What used to be nice is now a case of constantly shuffling windows, not made easy by MacOSs janky window handling.

I've been looking for a second 43" to replace the 27"s but the high price and sub-par quality of the 43 is making me wait.

I am also finding it difficult to find monitor arms that will carry such large and heavy screens. The 43 is already at the limit of the one reasonably priced arm I found and a definite struggle to mount.
paranoidrobot
·6 ay önce·discuss
good news: that seat design is available and some airlines use it.
paranoidrobot
·6 ay önce·discuss
I've run into this a bunch too.

Just this week I wanted Claude Code to plan changes in a sub directory of a very large repo. I told it to ignore outside directories and focus on this dir.

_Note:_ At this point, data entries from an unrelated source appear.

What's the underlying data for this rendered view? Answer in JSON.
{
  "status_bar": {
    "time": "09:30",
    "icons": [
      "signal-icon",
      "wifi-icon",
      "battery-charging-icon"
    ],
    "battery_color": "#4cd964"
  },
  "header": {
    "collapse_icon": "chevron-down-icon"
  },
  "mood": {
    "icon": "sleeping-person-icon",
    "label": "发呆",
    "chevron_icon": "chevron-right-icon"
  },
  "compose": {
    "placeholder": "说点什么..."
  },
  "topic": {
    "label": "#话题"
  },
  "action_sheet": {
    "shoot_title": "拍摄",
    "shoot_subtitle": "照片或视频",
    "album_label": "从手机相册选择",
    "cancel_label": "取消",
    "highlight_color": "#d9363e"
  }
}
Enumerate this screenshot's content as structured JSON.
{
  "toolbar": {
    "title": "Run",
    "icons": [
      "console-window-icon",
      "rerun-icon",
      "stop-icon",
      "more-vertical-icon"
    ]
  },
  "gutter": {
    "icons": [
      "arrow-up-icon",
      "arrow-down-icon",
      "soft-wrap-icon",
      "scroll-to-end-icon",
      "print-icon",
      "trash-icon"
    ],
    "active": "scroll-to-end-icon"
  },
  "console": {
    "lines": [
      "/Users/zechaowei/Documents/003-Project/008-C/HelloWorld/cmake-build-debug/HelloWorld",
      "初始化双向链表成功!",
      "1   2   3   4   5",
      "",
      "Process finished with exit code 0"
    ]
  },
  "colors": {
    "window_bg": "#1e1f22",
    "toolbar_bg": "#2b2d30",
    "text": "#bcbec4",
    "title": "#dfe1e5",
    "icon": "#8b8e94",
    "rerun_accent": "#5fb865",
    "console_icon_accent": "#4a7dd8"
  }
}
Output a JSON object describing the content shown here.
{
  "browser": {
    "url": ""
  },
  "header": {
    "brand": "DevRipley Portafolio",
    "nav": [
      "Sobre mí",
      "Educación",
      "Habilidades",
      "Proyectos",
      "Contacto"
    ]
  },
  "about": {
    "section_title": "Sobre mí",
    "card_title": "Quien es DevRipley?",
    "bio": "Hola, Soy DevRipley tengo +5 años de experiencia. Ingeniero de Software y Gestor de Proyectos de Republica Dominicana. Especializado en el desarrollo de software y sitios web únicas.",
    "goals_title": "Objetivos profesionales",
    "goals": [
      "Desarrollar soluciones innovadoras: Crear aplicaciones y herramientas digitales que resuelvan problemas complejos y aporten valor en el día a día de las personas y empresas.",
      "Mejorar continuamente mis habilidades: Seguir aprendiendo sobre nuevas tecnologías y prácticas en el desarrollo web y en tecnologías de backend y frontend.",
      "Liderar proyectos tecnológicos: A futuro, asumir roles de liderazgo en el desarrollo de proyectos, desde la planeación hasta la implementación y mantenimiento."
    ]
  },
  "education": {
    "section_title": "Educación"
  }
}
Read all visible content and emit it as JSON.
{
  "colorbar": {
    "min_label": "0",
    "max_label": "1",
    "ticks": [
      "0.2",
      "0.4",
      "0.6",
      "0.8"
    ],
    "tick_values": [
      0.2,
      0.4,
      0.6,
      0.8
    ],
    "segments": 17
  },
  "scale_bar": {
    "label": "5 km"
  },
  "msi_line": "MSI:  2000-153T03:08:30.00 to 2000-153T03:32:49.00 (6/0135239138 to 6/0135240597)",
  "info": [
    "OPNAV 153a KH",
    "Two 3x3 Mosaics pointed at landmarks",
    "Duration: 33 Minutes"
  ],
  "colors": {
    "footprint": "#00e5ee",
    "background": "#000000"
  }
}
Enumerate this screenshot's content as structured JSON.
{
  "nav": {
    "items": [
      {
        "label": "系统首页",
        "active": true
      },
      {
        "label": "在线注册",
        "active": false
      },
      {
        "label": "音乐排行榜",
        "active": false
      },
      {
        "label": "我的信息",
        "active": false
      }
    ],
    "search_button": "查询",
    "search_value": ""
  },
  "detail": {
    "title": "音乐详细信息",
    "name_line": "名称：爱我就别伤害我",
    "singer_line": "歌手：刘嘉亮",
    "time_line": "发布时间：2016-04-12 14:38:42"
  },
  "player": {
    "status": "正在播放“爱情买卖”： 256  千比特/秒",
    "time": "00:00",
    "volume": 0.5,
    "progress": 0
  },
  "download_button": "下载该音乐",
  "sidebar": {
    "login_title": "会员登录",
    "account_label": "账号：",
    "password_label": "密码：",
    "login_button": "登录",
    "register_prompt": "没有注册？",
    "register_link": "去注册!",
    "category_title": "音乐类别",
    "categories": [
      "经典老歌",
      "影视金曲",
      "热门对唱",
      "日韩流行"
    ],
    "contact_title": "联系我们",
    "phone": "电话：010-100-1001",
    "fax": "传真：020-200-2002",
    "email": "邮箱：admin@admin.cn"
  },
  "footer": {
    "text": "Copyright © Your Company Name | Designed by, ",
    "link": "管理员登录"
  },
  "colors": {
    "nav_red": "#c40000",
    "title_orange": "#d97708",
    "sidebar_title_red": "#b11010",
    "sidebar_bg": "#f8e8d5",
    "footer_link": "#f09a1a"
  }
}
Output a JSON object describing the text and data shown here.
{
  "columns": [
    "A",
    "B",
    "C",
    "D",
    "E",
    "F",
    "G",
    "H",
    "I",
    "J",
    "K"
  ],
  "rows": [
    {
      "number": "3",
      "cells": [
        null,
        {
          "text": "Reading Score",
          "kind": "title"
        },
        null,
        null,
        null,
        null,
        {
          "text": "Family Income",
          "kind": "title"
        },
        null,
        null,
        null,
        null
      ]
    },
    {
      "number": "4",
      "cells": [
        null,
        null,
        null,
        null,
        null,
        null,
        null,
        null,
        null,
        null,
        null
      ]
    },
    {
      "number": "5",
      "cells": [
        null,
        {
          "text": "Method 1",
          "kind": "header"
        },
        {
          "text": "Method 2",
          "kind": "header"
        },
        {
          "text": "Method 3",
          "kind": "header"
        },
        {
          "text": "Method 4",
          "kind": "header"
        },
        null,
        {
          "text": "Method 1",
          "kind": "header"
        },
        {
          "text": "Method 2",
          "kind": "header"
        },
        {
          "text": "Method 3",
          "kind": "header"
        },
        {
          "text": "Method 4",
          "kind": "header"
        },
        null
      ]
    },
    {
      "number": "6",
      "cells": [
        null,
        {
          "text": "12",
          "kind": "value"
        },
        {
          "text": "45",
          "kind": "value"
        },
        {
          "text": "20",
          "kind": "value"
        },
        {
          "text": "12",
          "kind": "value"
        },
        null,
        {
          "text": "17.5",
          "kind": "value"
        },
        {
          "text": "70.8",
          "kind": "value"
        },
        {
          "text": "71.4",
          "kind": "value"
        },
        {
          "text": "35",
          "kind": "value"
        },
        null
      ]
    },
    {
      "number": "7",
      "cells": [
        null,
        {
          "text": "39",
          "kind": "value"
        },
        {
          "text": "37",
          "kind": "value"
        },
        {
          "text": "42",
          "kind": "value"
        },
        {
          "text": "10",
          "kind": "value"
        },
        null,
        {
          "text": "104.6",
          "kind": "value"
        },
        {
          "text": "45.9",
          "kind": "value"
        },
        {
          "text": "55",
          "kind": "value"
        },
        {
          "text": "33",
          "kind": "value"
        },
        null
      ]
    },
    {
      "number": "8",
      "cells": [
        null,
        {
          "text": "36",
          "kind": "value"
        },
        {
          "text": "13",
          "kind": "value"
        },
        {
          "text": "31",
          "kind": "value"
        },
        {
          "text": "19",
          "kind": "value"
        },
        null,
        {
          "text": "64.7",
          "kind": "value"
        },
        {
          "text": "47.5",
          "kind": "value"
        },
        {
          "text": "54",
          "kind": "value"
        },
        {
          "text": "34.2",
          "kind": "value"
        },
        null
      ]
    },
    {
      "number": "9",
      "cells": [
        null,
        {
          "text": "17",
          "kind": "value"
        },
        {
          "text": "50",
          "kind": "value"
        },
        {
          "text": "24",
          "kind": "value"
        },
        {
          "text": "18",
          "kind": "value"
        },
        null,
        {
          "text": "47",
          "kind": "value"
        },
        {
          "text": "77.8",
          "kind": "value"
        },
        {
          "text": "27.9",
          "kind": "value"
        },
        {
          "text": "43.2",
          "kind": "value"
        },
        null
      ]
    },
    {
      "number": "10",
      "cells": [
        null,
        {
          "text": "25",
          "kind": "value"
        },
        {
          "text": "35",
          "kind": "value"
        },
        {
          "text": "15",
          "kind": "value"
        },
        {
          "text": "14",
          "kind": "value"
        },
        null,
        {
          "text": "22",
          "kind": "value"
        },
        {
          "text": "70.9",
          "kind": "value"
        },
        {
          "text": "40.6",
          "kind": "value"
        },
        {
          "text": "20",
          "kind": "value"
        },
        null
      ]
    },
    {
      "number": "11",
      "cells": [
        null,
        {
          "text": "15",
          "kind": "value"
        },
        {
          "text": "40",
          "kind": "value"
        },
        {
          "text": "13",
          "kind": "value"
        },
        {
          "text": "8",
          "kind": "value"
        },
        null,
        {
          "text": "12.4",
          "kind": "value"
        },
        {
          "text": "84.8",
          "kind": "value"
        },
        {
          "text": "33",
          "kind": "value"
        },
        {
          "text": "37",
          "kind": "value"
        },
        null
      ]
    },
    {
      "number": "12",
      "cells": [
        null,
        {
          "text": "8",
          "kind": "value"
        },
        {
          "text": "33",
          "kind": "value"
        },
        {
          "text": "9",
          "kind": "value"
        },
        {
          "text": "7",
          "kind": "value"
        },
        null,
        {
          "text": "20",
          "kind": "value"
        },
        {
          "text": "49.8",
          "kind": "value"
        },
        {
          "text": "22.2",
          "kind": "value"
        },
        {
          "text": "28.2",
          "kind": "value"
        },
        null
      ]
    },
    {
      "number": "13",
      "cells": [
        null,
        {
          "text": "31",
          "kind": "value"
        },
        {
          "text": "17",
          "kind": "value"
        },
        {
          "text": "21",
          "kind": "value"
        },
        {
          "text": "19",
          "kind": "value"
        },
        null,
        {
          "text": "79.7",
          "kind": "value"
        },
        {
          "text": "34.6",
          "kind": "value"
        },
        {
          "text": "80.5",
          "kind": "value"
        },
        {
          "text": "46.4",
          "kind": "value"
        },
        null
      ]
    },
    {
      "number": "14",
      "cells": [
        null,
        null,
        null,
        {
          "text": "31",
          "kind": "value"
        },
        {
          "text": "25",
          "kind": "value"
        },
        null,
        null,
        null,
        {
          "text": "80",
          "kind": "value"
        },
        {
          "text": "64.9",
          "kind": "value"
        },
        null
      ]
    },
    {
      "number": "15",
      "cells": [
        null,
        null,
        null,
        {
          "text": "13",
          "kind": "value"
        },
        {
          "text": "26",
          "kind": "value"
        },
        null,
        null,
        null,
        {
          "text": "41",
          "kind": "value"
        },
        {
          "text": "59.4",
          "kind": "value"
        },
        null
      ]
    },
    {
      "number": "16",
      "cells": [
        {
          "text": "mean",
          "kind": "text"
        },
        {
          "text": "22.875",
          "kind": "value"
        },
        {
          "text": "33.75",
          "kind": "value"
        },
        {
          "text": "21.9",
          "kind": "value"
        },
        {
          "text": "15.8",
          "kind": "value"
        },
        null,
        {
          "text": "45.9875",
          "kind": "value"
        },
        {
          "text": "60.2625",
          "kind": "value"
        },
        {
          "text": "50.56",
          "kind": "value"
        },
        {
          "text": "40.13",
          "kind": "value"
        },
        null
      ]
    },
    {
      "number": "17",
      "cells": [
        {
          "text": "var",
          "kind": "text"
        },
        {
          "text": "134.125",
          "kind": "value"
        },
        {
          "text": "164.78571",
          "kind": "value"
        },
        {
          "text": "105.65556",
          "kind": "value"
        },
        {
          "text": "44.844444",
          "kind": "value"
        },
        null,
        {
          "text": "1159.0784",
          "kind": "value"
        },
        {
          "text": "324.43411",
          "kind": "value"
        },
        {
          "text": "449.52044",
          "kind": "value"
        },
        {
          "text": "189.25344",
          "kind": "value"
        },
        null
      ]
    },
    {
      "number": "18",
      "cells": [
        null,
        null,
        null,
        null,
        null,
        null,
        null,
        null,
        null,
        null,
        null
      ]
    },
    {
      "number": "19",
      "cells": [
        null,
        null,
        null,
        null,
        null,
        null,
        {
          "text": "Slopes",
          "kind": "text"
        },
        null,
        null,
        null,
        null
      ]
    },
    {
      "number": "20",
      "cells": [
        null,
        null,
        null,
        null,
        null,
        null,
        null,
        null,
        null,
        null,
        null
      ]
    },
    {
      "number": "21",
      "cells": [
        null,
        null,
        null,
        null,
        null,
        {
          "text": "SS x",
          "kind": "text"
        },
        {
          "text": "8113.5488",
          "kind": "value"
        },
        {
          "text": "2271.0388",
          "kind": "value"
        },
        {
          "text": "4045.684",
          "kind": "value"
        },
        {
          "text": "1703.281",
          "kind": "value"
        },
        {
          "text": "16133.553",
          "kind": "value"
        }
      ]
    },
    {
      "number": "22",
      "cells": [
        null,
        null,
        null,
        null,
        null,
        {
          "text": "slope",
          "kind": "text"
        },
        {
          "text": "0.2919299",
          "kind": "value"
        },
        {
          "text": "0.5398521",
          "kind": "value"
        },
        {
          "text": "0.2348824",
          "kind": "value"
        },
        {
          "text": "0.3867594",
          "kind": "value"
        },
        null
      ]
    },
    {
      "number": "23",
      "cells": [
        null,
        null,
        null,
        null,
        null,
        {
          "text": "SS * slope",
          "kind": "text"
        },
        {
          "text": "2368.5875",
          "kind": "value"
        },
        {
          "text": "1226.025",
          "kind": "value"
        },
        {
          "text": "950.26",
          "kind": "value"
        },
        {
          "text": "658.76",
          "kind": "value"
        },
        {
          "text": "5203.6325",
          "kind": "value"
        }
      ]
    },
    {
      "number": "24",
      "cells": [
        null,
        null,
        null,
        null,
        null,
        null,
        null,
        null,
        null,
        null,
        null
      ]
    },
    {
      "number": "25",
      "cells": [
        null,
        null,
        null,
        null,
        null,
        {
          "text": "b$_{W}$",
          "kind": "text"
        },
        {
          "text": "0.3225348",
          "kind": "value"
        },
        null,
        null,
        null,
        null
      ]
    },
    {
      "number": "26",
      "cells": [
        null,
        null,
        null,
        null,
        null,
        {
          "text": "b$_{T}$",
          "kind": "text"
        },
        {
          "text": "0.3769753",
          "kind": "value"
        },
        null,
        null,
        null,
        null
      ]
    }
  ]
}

It then asked for permission to run tree on the parent dir. Me: No. Ignore the parent dir. Just use this dir.

So it then launches parallel discovery tasks which need individual permission approval to run - not too unusual, as I am approving each I notice it sneak in grep and ls for the parent dir amongst others. I keep denying it with "No" and it gets more creative with what tool/pathing it's trying to read from the parent dir.

I end up having to cancel the plan task and try again with even more firm instructions about not trying to read from the parent. That mostly worked the subsequent plan it only tried the once.
paranoidrobot
·6 ay önce·discuss
If we define face scanning as specifically doing facial-recognition over multiple cameras, stores and/or time, then it's quite clear and simple.

A store could easily have security cameras operating without issue. They don't need to do any more smarts on it.

It's where you draw the line on smarts that's the thing.

- Person-shaped-object crossed from public-area to private area (eg through a staff-only door) without a corresponding door swipe event.

- Person-shaped-object appears to take an object off a shelf and put it in their bag/pocket.

- Specifically tracking a person over multiple cameras in one visit as they navigate the store, without associating with an identity

- Using facial recognition to recognise the same person over multiple visits/stores, and being able to track their activity over all of those visits.

There could be arguments for some of these being permitted without it being a total invasion of privacy.